The design of ggchangepoint’s toolkit follows three
principles. First, a common representation makes comparison
trivial: because every engine returns the same ggcpt
contract in the same location convention, ggcpt_compare()
and the metrics module work for all thirty-plus methods without special
cases. Second, metrics must agree with their pictures:
ggcpt_eval() and cpt_metrics() share one
matching routine, so a plotted true positive is a counted true positive.

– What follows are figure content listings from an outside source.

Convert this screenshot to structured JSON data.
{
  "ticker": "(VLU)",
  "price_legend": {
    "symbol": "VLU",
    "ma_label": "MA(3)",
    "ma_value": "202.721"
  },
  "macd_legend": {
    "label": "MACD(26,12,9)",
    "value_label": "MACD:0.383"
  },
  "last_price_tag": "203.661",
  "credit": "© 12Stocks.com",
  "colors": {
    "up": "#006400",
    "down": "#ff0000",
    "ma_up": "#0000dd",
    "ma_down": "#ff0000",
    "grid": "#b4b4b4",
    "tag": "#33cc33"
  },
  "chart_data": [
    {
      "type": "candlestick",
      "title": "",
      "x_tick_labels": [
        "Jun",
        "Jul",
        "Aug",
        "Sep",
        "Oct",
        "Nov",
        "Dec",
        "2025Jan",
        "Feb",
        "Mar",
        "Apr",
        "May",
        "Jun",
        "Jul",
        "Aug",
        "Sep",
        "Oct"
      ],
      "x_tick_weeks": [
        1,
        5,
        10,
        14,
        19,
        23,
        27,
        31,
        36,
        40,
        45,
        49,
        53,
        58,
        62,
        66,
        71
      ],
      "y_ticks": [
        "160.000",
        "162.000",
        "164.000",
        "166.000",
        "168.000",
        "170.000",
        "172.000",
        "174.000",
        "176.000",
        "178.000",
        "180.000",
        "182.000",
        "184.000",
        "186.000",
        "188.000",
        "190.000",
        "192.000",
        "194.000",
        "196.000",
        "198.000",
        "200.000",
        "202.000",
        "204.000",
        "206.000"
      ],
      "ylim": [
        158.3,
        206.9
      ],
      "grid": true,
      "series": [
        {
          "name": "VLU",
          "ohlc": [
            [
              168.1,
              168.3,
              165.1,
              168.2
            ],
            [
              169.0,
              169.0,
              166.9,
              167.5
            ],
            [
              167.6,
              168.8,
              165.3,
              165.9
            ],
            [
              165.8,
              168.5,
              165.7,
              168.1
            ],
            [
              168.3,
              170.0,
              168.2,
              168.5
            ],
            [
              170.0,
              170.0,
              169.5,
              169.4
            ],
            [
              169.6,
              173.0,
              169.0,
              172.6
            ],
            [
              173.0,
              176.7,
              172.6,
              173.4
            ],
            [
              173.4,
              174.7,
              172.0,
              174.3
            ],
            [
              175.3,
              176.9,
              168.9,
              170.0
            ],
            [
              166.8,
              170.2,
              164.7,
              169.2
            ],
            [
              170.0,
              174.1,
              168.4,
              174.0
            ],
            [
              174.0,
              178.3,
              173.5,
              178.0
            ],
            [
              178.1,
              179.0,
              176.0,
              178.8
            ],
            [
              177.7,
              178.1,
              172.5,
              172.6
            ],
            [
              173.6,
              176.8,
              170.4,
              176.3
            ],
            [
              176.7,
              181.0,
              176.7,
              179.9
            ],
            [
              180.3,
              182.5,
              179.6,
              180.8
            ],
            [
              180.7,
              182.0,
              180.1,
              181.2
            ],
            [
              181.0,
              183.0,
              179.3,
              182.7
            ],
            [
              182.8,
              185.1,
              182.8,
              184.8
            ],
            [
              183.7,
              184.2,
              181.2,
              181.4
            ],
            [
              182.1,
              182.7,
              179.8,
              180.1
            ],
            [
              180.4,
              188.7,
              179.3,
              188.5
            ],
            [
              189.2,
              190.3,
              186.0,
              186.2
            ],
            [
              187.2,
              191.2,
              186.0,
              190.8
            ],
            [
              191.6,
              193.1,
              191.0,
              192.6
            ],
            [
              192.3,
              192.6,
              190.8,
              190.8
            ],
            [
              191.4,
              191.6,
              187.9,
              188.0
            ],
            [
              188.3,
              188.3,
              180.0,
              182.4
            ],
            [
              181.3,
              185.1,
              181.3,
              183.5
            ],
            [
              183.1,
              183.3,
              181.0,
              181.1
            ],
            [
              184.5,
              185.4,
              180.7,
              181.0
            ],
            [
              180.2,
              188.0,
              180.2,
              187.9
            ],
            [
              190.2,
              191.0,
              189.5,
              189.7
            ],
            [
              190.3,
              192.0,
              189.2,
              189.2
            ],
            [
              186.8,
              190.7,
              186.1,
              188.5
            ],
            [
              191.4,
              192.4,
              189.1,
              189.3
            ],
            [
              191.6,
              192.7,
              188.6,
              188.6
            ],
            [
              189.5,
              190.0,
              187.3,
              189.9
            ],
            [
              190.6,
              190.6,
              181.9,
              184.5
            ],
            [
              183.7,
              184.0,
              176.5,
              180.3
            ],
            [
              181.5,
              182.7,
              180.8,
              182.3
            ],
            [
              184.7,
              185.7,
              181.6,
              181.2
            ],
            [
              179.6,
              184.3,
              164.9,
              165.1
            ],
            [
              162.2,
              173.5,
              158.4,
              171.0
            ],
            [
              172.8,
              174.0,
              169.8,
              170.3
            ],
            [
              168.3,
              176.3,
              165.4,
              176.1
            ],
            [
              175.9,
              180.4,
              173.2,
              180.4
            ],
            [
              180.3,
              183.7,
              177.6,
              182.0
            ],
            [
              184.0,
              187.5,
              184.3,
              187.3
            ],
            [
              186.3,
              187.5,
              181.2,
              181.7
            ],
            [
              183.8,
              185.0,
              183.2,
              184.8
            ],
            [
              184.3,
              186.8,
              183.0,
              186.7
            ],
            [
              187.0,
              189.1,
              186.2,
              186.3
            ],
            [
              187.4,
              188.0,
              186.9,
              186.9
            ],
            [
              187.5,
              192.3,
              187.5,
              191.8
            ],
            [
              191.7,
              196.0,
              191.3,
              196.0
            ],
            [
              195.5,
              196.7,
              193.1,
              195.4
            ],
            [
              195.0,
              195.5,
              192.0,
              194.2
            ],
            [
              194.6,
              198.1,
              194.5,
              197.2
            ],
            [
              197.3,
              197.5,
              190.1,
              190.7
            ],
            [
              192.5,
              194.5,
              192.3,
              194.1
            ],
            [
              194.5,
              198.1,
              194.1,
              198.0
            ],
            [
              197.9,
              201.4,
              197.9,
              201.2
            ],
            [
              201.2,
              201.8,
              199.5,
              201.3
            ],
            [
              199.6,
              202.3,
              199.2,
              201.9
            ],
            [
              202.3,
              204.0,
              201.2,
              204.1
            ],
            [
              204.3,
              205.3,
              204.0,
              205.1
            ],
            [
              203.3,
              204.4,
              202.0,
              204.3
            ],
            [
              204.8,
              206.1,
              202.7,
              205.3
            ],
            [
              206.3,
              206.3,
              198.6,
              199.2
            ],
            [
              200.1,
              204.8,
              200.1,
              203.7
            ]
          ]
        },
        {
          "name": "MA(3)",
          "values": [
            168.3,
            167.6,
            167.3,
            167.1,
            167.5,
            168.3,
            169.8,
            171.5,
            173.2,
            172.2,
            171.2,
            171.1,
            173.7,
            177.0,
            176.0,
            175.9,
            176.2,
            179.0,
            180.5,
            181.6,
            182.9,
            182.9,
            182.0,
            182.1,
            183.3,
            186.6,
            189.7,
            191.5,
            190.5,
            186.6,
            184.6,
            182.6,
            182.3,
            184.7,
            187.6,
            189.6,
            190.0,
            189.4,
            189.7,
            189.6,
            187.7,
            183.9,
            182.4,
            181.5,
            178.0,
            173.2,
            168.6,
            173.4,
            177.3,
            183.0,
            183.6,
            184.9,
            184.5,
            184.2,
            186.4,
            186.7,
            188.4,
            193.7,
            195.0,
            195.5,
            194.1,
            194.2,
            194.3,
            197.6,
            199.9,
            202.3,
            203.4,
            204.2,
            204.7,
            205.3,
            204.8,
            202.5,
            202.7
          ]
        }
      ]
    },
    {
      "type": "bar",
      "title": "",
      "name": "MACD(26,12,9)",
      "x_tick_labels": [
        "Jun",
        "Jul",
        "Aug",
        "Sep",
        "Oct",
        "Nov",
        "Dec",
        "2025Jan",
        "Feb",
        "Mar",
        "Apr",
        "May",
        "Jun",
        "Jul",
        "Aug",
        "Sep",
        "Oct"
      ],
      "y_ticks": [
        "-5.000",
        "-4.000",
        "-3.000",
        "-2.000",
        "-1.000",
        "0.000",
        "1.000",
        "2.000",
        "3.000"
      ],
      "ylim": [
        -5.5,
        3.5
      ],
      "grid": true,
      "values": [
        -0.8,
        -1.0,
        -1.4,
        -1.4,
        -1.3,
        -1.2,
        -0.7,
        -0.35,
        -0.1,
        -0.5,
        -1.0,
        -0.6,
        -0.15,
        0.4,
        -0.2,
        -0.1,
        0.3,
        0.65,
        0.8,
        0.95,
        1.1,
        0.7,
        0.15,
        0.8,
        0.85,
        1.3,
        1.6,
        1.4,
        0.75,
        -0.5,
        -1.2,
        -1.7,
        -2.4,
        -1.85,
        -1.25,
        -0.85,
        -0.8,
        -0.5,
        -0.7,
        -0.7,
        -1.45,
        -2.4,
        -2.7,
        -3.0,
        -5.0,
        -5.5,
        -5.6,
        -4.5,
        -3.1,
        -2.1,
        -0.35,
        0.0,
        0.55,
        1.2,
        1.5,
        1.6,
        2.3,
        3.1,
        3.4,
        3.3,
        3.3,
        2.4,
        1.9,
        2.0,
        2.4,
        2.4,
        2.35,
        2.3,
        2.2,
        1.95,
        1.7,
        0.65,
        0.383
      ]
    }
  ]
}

Third, uncertainty deserves first-class treatment:
engine-native intervals, bootstrap stability, and penalty paths give
three independent views of how much a reported changepoint should be
trusted, and all three render directly with ggplot2
(Wickham 2016).
For the detection surface itself — the dispatcher, the engine wave,
the Bayesian displays, and the multivariate tools — see
vignette("introduction", package = "ggchangepoint") and the
feature tour in
vignette("ggchangepoint", package = "ggchangepoint").